|
|
N°163, 03 сентября 2003 |
|
ИД "Время" |
|
|
|
|
С самодержавием на дружеской ноге
В Санкт-Петербурге возникла мода считать царей за людей
Первое сентября. К терракотовой крепости -- Михайловскому замку -- один за другим подъезжают экскурсионные автобусы. Шумную ораву нарядно одетых школьников ведут через торжественные ворота во внутренний двор, в центре которого недавно установлен памятник эксцентричному императору Павлу. В былые годы подобный ритуал, с колонной автобусов, младшеклассниками в белых воротничках и блюдущими дисциплину училками, проходил где-нибудь у памятника героям революции или голосующего кепкой Ильича. А теперь -- на тебе, у неврастеника из романтической новеллы, самодержца Павла. Дети галдят, щелкают мыльницами, обмениваются впечатлениями: «Это же не царь, а бомж несчастный. Его жалко». Деструкция сакрального имиджа власти в умах поколения младого, незнакомого произошла, похоже, бесповоротно и окончательно.

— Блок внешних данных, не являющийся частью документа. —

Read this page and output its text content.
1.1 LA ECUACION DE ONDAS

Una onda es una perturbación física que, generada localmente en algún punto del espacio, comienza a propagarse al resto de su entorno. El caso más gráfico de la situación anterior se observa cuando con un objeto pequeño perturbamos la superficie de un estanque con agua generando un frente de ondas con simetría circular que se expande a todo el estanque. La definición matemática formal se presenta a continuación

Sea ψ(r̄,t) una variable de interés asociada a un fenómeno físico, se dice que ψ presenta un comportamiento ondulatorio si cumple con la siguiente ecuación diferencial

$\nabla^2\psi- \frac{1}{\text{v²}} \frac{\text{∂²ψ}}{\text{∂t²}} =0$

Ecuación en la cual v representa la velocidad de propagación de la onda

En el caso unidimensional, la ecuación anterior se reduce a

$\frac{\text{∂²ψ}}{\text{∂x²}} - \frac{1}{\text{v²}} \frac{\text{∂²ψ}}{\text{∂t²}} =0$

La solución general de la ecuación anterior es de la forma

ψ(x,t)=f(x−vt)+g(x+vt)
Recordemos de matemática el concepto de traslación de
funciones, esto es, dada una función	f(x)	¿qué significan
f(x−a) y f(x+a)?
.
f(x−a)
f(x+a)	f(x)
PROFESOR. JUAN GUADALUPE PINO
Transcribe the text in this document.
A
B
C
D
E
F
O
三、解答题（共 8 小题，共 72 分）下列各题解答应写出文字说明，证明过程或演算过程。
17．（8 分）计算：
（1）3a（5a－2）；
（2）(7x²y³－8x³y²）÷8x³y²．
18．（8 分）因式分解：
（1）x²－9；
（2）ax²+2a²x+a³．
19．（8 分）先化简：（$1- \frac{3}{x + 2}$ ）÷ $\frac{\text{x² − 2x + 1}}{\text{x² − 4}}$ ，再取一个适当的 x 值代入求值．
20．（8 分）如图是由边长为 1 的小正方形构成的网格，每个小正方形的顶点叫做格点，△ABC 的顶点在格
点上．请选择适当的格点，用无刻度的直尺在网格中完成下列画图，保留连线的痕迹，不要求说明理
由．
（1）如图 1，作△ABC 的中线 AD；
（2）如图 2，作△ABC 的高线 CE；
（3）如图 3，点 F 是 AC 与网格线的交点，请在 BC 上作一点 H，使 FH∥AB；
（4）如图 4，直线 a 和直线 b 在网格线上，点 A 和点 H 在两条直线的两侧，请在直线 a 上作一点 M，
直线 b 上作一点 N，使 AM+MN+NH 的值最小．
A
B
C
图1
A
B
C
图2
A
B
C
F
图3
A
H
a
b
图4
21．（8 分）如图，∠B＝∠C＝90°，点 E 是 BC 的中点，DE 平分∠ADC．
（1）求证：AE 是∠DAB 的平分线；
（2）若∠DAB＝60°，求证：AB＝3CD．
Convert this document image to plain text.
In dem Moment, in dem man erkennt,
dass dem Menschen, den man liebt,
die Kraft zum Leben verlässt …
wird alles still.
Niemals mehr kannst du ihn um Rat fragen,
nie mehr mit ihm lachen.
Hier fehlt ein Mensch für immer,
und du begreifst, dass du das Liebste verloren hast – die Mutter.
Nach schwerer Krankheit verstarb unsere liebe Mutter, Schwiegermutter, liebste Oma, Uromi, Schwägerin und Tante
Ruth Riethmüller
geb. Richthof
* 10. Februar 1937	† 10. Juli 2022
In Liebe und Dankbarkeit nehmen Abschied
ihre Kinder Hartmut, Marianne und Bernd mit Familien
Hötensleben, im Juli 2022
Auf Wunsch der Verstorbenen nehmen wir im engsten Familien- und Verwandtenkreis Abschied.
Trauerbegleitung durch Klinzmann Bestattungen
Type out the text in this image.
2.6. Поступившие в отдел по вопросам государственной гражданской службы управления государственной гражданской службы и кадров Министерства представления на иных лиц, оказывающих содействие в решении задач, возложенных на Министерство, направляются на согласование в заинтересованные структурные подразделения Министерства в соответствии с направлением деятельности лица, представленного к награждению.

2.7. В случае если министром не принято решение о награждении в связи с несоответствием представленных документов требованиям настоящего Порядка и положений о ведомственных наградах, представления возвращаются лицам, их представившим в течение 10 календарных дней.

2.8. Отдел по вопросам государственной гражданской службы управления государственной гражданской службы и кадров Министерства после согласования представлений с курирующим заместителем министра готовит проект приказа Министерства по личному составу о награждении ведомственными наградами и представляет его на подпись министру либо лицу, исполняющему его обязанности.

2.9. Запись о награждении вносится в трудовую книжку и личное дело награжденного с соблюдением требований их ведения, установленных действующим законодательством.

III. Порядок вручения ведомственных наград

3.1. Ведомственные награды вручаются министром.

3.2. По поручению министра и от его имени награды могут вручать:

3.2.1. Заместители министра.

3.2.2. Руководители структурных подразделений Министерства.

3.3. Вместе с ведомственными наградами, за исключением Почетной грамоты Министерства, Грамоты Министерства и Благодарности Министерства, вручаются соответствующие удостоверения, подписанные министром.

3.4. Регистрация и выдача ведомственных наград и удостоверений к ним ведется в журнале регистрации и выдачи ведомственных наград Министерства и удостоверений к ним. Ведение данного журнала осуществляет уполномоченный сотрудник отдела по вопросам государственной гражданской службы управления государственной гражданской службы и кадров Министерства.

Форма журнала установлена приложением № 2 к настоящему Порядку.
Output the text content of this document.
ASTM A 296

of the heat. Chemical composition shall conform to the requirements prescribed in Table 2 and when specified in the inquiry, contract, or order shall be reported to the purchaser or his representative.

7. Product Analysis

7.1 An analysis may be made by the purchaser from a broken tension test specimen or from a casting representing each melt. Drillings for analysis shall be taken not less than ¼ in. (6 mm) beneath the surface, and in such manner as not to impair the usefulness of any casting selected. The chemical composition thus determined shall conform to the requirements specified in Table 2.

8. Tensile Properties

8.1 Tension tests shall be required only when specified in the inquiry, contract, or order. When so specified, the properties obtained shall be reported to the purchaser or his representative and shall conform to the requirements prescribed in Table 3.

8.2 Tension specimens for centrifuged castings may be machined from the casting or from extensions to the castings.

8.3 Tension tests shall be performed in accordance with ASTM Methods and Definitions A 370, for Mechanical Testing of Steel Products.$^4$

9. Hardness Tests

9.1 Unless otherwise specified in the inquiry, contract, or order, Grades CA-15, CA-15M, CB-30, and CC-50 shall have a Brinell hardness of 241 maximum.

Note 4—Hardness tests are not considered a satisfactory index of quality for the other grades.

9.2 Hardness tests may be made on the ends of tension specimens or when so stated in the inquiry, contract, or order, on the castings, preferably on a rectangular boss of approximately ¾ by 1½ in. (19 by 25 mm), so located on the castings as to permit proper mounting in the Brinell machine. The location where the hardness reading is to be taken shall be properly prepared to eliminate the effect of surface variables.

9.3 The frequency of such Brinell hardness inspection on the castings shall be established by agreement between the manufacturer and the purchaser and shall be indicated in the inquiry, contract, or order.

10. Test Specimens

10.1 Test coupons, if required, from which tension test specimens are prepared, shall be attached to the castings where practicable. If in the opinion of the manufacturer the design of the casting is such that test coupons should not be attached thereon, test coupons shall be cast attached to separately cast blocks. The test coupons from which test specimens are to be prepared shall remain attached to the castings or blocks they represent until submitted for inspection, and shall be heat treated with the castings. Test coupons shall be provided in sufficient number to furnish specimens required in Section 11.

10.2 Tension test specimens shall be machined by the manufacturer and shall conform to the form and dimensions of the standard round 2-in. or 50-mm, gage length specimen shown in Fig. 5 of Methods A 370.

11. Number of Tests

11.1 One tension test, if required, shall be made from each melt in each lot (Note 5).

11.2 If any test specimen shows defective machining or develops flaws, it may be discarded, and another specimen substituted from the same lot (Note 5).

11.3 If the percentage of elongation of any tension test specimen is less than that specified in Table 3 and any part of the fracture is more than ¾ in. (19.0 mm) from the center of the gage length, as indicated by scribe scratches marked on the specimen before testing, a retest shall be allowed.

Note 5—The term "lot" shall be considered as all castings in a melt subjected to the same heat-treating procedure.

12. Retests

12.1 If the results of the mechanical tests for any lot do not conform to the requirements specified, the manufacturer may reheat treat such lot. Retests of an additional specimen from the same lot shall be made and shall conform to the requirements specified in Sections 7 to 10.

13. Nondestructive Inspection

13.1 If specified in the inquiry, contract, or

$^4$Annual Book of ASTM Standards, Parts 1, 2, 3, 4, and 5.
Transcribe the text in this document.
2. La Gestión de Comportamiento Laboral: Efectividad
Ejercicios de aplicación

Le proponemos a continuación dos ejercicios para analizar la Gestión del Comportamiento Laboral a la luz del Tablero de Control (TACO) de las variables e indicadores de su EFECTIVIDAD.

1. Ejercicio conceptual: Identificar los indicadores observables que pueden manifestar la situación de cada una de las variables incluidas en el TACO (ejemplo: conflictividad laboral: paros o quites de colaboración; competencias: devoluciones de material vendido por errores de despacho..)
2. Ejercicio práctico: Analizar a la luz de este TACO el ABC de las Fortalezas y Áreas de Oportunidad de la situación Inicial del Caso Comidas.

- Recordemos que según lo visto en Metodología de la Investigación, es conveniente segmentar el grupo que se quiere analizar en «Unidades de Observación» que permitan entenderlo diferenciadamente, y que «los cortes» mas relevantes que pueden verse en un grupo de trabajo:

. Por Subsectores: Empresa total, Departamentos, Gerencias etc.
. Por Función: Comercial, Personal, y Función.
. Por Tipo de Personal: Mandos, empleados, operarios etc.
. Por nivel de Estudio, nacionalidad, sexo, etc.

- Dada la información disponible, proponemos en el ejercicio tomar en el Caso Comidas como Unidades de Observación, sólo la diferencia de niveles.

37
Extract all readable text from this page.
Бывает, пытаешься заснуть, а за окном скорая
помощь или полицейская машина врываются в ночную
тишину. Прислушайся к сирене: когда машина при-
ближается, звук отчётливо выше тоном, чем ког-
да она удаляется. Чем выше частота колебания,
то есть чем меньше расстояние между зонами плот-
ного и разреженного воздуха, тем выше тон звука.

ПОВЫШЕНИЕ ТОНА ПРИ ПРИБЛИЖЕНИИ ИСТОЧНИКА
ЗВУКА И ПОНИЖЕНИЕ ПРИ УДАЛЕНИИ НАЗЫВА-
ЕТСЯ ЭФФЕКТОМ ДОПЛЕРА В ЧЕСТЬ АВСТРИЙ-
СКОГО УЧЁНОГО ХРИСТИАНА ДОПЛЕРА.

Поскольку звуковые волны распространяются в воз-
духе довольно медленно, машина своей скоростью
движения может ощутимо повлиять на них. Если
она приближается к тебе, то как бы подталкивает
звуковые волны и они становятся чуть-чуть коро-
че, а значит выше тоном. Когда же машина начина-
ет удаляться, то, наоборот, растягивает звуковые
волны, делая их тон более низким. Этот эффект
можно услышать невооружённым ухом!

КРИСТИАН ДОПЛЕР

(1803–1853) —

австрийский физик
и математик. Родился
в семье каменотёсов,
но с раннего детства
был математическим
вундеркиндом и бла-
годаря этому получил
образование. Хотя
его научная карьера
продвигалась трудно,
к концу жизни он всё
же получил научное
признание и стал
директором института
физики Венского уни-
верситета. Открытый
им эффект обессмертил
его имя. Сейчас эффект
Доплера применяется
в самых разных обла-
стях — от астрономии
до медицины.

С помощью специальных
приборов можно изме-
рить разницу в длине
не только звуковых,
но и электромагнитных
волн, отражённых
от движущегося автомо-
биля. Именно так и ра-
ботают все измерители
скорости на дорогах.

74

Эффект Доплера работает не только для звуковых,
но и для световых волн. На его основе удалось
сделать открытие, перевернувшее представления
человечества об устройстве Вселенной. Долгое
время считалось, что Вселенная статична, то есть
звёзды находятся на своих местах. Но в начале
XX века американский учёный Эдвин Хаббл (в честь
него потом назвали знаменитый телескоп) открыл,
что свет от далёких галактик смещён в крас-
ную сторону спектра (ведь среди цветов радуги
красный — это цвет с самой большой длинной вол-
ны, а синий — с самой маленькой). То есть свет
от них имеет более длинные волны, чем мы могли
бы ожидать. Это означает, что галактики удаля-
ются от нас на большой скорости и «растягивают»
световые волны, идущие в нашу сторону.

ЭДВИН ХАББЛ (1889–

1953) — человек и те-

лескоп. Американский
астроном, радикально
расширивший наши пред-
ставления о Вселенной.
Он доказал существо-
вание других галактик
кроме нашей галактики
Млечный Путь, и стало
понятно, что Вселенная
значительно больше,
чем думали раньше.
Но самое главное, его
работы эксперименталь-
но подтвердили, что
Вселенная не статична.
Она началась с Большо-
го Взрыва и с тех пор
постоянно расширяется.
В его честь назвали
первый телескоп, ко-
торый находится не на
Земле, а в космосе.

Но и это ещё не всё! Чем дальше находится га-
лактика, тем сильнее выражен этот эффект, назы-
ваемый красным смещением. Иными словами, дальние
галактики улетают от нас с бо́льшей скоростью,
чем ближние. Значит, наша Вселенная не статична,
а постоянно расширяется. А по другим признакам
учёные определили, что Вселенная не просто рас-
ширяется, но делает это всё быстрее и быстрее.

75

Что удивительно, сама эта устроенная школами акция (ехать на поклон к человеку, символизировавшему своей судьбой не норму, а перверсию, вечный раскол между государственным и частным) имеет смысл воспитательный. Но цель -- противоположную временам приснопамятным. Михайловский замок, здание, -- автопортрет владельца. Такой же вывихнутый, неврастеничный, неправильный. Получается, что в День знаний дети едут учиться различать границы приватности, с пониманием и сочувствием относиться к тем, кто не похож на тебя, отличен от всех. Пусть даже и царь. К слову, новый памятник, созданный академиком Петербургской академии художеств В. Горевым, этой благородной воспитательной цели вполне отвечает. Павел Петрович изображен человеком чувствительным, нервным и тонким (едва намеченные «рокайльные» оттенки душевных движений унаследованы скульптором от первого гениального скульптора-портретиста Павла -- Федота Шубина). И ужас в том, что царские регалии и атрибуты безжалостно, глупо, зло высмеивают его «частность». Давят, корежат, распинают. В них царь -- неуклюжий шут. Бомж.
Любопытно, что «приватный» ракурс стал определяющим и на главной юбилейной выставке Петербурга -- приношении первого музея северной столицы, Эрмитажа, ее основателю Петру Алексеевичу. Великодержавной риторики, которая сопровождает подобные проекты в Москве, как не бывало. Видно, сам Петр повода к ней не давал. Экспозиция в гигантском Николаевском зале Зимнего дворца представляла личность скорее кабинетного ученого эпохи барокко, времени, когда, впрочем, кабинет мыслился в масштабах Вселенной. Глобусы, карты, микроскопы, архитектурные увражи, портреты, ботанические атласы, бестиарии... Из них потом составлялись кунсткамеры, по словам сотрудника РАН Натальи Копаневой, основанные на идеях Фрэнсиса Бэкона «музеи наблюдений и «отклоняющихся примеров», которые были призваны очистить разум от «идолов», стоявших на пути познания». Судя по всему, от подобных «идолов» в восприятии исторического ореола власти очищаемся сегодня и мы.